Fui coadjuvante da prova do exame 642 e fui correctora da mesma prova. Não posso ficar calada perante o desastre que foi esta prova. Uma prova mal elaborada, que pouco avalia, que tem perguntas cuja resposta ainda hoje não entendo e que, além de prejudicar uns milhares de alunos, desanimou todos os professores que trabalharam muito para dar um programa novo sobre conteúdos que desconheciam em absoluto.

Para quem acompanhou o fórum onde os professores que leccionaram a disciplina questionaram as autoras do programa, foi fácil ver as dificuldades que todos sentiram. Quatro manuais fracos, a focarem os tópicos com perspectivas a aprofundamentos diferentes, era o nosso ponto de partida.

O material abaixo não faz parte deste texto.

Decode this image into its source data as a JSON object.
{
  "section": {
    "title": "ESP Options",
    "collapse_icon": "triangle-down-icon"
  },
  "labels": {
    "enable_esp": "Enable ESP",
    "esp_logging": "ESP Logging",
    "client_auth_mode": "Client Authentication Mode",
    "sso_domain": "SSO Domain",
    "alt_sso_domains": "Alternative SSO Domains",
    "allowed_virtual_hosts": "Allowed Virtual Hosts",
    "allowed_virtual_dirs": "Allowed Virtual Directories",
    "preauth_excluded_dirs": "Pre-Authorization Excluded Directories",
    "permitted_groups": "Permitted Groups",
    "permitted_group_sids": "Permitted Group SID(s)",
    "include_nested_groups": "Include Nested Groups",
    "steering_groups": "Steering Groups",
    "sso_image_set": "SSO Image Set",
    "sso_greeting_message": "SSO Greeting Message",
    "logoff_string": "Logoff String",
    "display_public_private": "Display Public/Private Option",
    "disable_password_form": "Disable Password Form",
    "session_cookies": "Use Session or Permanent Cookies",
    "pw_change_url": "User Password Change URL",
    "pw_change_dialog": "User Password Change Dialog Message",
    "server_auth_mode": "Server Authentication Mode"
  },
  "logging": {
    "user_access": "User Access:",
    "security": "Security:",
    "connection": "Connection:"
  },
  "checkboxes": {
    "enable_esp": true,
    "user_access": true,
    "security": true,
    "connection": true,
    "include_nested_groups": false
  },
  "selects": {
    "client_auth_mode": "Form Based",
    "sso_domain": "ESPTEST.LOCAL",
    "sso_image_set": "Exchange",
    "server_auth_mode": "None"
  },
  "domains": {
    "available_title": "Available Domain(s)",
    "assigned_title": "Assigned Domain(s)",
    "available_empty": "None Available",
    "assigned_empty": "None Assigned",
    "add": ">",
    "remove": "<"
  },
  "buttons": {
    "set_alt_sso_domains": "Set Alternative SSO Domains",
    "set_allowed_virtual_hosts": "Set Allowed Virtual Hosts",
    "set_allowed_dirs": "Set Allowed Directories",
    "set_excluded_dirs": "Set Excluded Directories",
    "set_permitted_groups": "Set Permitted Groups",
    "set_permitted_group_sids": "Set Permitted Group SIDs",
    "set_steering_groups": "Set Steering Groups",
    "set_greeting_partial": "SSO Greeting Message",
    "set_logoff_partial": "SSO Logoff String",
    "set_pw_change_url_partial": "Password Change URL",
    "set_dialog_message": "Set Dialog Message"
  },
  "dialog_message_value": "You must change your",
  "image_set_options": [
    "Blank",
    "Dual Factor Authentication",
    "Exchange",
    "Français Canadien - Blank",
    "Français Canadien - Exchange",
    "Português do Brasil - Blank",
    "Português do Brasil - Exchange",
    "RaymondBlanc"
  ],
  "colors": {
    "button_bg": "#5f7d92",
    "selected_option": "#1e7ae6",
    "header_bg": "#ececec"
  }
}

Em meu entender, uma pergunta que é elaborada para uma prova de avaliação, seja ela qual for, tem que pretender avaliar algo. Nesta prova há várias perguntas onde eu não vejo o que se pretende avaliar ou o interesse do que julgo pretender avaliar-se.

Grupo I

Questão 5 – Para avaliar conhecimentos de oxidação-redução podem elaborar-se centenas de situações sem necessidade de recorrer um caso tão rebuscado, cujo grau de dificuldade ultrapassa em muito o que foi apresentado nos manuais e livros de apoio aprovados, incluindo o manual das autoras de um programa novo, já de si vago. Não avalia, com justiça e a meu ver, conhecimentos sobre oxidação redução.

Grupo II

Questão 2.2 – Para quê utilizar uma fórmula química com coeficientes estequiométricos de 0,08 e 0,06 quando se pretende que os alunos realizem um cálculo estequiométrico? Por que não aparece em qualquer manual nada do género?

Questão 3

Na questão 3.1, ainda hoje não sei o porquê da resposta considerada certa. Nem eu nem ninguém que eu conheça. Os professores supervisores, que reuniram em Lisboa com a “porta-voz” da equipa que elaborou a prova, perguntaram por que é que aquela era a resposta certa. Foi-lhes dito apenas que não as autoras da prova não respondiam porque os professores tinham obrigação de saber. O único comentário que me ocorre é “inaceitável”.

Quanto à questão 3.2, não vejo o que se pretende avaliar. A noção de que a baquelite foi o primeiro polímero sintético a ser produzido à escala industrial não me parece ter um interesse tão grande que justifique uma pergunta num exame nacional que visa um programa tão extenso e nem sequer é uma noção consensual.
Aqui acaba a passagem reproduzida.